For this Mustang, and thousands like him, Nevada’s crisp sunrise and picture-perfect sunsets, craggy mountainside slopes, and borderless sagebrush valleys had given way to Midwest flatlands. His herd’s mares, foals, and bachelor stallions—his family—were now nothing more than a distant memory’s flicker, which with each passing day had lost its radiance. Freedom was now measured in feet and
inches: a small opening in his stall front through which he could peer across the aisle to horseless stalls and the aged dairy barn’s long since decommissioned milking stations.
Samson’s way of life, his entire existence, had been lost. This was now his prison.
From above the stall door, a muzzle tip appeared, then quickly retracted. The sound of deep, rapid breathing echoed off the walls and floors like the reverberating bass in a nightclub at 2:00 a.m.
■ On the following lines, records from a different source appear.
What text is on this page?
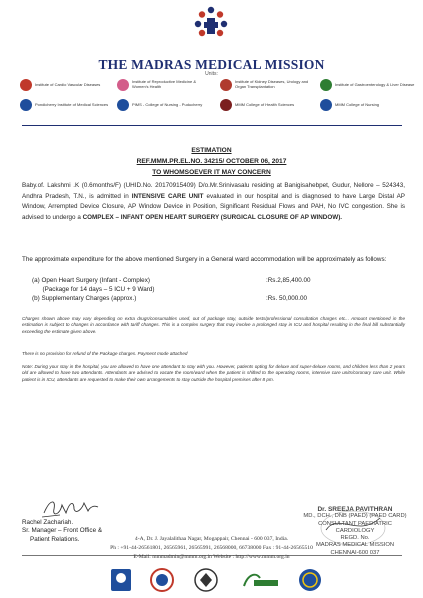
THE MADRAS MEDICAL MISSION
Units:
Institute of Cardio Vascular Diseases	Institute of Reproductive Medicine & Women's Health
Institute of Kidney Diseases, Urology and Organ Transplantation	Institute of Gastroenterology & Liver Disease
Pondicherry Institute of Medical Sciences	PIMS - College of Nursing - Puducherry	MMM College of Health Sciences	MMM College of Nursing
ESTIMATION
REF.MMM.PR.EL.NO. 34215/ OCTOBER 06, 2017
TO WHOMSOEVER IT MAY CONCERN
Baby.of. Lakshmi .K (0.6months/F) (UHID.No. 20170915409) D/o.Mr.Srinivasalu residing at Banigisahebpet, Gudur, Nellore – 524343, Andhra Pradesh, T.N., is admitted in INTENSIVE CARE UNIT evaluated in our hospital and is diagnosed to have Large Distal AP Window, Arrempted Device Closure, AP Window Device in Position, Significant Residual Flows and PAH, No IVC congestion. She is advised to undergo a COMPLEX – INFANT OPEN HEART SURGERY (SURGICAL CLOSURE OF AP WINDOW).
The approximate expenditure for the above mentioned Surgery in a General ward accommodation will be approximately as follows:
(a) Open Heart Surgery (Infant - Complex)	:Rs.2,85,400.00
(Package for 14 days – 5 ICU + 9 Ward)
(b) Supplementary Charges (approx.)	:Rs. 50,000.00
Charges shown above may vary depending on extra drugs/consumables used, out of package stay, outside tests/professional consultation charges etc... Amount mentioned in the estimation is subject to changes in accordance with tariff changes. This is a complex surgery that may involve a prolonged stay in ICU and hospital resulting in the final bill substantially exceeding the estimate given above.
There is no provision for refund of the Package charges. Payment mode attached
Note: During your stay in the hospital, you are allowed to have one attendant to stay with you. However, patients opting for deluxe and super-deluxe rooms, and children less than 2 years old are allowed to have two attendants. Attendants are advised to vacate the room/ward when the patient is shifted to the operating rooms, intensive care units/coronary care unit. While patient is in ICU, attendants are requested to make their own arrangements to stay outside the hospital premises after 8 pm.
Rachel Zachariah.
Sr. Manager – Front Office &
Patient Relations.
Dr. SREEJA PAVITHRAN
MD., DCH., DNB (PAED) (PAED CARD)
CONSULTANT PAEDIATRIC CARDIOLOGY
REGD. No.
MADRAS MEDICAL MISSION
CHENNAI-600 037
4-A, Dr. J. Jayalalithaa Nagar, Mogappair, Chennai - 600 037, India.
Ph : +91-44-26561801, 26565961, 26565991, 26568000, 66738000 Fax : 91-44-26565510
E-Mail: mmmadmin@mmm.org.in Website : http://www.mmm.org.in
I thought Samson had just been running around outside, but this wasn’t the sound of an animal exhausted from exercise. This was the sound of an animal in fear for his life. My mere presence had started Samson the time bomb ticking.
“Has he been gelded?” I wondered aloud. Like all animals, stallions are driven by two innate forces: the will to survive, and the desire to procreate. Round the clock, testosterone fuels a stallion’s never-ending libido. This hormonally fed drive to reproduce induces dictatorial traits and violent behaviors that ward off potential competitors and enemies alike. These same aggressive traits and violent behaviors aid the stallion when it comes time to capture and retain—as a member of his harem—a mare in estrus.
A stallion’s high-pitched screams will announce his presence, his bites will shred a competitor’s skin and muscle, and his foreleg strikes can down a victim in a single blow. An instrument of warfare and an engine of reproduction, the stallion is a force like no other. With the earliest known reference to gelding dating back to 350 BC and Aristotle’s History of Animals, for centuries since humans have gelded horses to remove these traits deemed harmful to herd or human safety.
“Yes,” Amy answered, “he was gelded just prior to being locked away, but the process only made him meaner and left me deeply scarred.”
From what I could gather, the vet bill, the chaos of the scene, the fact that gelding had done little to gentle her crazed horse had pushed Amy near the edge.